On those principles which the Revolutionary Democracy took as a basis for the existence of the Army, the latter could neither build nor live. It was no mere chance that all the later attempts at armed conflict with Bolshevism began with the organisation of an Army on the normal principles of military administration, to which the Soviet command as well sought to pass gradually. No elemental circumstances, no errors on the part of military dictatorships and of the powers co-operating with or opposing them which led to the failure of the struggle (of this some truths will be spoken later) are able to cast this undeniable fact into the shade. Nor is it a mere chance that the leading circles of the Revolutionary Democracy could create no armed forces, except that pitiful parody on them—the “National Army” on the so-called “front of the Constituent Assembly.” It was just this circumstance that led the Russian Socialist emigrants to the theory of non-resistance, of the negation of armed struggle, to the concentration of all their hopes on the inner degeneration of Bolshevism and its overthrow by some immaterial “forces of the people themselves,” which, however, could not express themselves otherwise than by blood and iron: “the great, bloodless” Revolution is drowned in blood from its beginning to its end.
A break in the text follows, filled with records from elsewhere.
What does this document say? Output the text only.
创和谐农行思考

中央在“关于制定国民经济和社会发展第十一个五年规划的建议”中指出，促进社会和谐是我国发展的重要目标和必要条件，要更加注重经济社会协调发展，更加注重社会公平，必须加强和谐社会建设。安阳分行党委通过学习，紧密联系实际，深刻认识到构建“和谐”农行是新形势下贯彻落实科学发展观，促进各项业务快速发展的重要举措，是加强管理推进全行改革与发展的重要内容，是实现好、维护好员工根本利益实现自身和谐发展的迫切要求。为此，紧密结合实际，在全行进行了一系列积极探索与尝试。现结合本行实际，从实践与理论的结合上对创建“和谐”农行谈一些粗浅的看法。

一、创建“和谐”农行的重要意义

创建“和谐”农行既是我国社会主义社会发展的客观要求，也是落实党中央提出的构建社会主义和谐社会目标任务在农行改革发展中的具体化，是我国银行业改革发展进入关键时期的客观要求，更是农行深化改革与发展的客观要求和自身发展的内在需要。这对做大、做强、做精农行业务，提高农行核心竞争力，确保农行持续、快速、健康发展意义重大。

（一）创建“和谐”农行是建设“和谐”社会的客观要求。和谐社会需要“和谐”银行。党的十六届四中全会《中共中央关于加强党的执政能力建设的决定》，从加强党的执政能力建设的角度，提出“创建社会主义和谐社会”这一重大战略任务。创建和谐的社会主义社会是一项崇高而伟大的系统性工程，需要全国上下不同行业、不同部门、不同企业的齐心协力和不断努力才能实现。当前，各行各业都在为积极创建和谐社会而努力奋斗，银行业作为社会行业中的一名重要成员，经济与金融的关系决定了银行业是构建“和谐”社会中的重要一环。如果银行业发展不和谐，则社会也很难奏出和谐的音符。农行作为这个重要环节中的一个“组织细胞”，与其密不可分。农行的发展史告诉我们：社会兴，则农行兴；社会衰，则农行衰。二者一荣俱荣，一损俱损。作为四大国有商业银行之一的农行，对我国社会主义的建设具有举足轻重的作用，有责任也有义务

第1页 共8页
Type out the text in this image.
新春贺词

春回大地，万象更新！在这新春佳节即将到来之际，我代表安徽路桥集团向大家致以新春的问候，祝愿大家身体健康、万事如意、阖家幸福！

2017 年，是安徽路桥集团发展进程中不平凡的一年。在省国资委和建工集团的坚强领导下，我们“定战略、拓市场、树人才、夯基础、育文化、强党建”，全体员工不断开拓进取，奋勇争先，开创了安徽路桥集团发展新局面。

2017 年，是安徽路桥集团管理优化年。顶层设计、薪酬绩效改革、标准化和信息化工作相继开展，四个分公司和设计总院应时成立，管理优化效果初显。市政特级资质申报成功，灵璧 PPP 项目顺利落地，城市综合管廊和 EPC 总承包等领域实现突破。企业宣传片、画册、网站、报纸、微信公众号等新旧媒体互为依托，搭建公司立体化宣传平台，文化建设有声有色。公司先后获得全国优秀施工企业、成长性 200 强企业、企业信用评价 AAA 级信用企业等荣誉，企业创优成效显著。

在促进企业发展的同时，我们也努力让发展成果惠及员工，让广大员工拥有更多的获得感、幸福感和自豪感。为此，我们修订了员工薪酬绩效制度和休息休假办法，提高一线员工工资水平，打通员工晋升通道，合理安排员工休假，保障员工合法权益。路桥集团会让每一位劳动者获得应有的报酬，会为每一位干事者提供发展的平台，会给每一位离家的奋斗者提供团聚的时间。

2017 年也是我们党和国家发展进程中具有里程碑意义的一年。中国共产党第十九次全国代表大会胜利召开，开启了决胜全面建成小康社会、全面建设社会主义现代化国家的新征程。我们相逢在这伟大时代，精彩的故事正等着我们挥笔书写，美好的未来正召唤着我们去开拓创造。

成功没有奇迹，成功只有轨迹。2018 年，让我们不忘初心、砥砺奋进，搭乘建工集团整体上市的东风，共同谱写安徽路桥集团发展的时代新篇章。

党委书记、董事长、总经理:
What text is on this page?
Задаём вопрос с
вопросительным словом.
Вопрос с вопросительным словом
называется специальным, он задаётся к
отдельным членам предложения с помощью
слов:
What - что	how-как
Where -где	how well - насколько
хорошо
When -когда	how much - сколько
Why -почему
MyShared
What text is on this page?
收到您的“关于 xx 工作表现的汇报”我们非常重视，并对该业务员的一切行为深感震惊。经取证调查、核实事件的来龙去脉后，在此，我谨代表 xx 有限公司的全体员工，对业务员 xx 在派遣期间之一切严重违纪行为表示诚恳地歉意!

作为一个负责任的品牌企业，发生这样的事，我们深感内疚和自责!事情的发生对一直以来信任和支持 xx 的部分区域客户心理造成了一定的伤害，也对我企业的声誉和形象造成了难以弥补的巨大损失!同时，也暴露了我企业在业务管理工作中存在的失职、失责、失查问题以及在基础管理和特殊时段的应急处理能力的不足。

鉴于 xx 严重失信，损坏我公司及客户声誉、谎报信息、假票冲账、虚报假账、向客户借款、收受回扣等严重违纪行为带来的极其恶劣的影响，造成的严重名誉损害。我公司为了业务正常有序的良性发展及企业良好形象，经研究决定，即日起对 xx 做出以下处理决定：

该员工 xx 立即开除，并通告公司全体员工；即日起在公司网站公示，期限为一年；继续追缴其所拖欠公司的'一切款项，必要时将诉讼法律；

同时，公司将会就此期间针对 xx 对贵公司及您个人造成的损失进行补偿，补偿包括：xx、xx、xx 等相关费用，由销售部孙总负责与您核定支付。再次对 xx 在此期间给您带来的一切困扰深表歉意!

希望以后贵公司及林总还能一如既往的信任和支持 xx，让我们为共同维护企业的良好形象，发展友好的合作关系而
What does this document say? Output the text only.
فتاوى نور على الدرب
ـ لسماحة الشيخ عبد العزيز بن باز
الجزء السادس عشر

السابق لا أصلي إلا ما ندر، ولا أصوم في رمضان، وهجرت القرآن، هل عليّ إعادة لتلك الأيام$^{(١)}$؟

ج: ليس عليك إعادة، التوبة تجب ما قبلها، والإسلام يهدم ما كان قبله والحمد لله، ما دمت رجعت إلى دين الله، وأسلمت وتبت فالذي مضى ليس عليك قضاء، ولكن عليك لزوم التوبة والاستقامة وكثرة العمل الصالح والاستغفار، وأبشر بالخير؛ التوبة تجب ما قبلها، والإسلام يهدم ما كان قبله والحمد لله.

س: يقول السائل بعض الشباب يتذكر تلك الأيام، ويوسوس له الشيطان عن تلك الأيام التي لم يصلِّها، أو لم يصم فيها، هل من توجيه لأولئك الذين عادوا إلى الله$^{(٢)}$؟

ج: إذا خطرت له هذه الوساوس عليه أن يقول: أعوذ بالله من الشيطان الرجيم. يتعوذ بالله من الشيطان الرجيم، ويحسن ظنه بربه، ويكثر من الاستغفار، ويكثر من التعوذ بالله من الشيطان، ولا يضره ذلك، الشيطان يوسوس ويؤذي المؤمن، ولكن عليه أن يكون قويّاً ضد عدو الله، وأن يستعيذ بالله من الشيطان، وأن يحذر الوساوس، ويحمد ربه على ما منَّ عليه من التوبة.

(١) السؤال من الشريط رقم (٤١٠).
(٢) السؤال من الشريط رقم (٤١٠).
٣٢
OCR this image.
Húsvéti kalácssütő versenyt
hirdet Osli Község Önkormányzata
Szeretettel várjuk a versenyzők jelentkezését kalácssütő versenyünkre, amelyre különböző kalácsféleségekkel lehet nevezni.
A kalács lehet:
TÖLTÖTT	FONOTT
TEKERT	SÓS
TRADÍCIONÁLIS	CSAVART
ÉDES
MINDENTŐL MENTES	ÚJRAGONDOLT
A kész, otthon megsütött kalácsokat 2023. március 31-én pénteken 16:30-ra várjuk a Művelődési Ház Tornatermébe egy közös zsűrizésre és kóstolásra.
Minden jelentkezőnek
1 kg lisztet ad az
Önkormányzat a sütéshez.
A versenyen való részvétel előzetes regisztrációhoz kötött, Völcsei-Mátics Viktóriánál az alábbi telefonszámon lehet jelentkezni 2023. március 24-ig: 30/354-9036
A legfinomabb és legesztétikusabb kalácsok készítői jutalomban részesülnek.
To refuse to consider that vast question—the re-creation of a National Army on firm principles—is not to solve it.
What then? On the day that Bolshevism falls will peace and good-will immediately show forth in a land corrupted by a slavery worse than that of the Tartar yoke, saturated with dissension, revenge, hatred, and ... an enormous quantity of arms? Or, from that day forward, will the self-interested desires of many foreign Governments disappear, or will they grow stronger when the menace of the moral infection of the Soviet has vanished? Finally, even should the whole of old Europe, morally regenerated, beat out its swords into ploughshares, is it impossible for a new Tchingiz-Khan to come out of the depths of that Asia which has accounts age-long and huge beyond measure, against Europe?
The Army will be regenerated. Of that there can be no doubt.
Shaken in its historical foundations and traditions, like the heroes of the Russian legends, it will stand for no short time at the cross-roads, gazing anxiously into the misty distances, still wrapped in the gloom before the dawn, and listening intently to the vague sounds of the voices calling to it. And among the delusive calls it will seek, straining its hearing to the utmost, for the real voice ... the voice of its own people.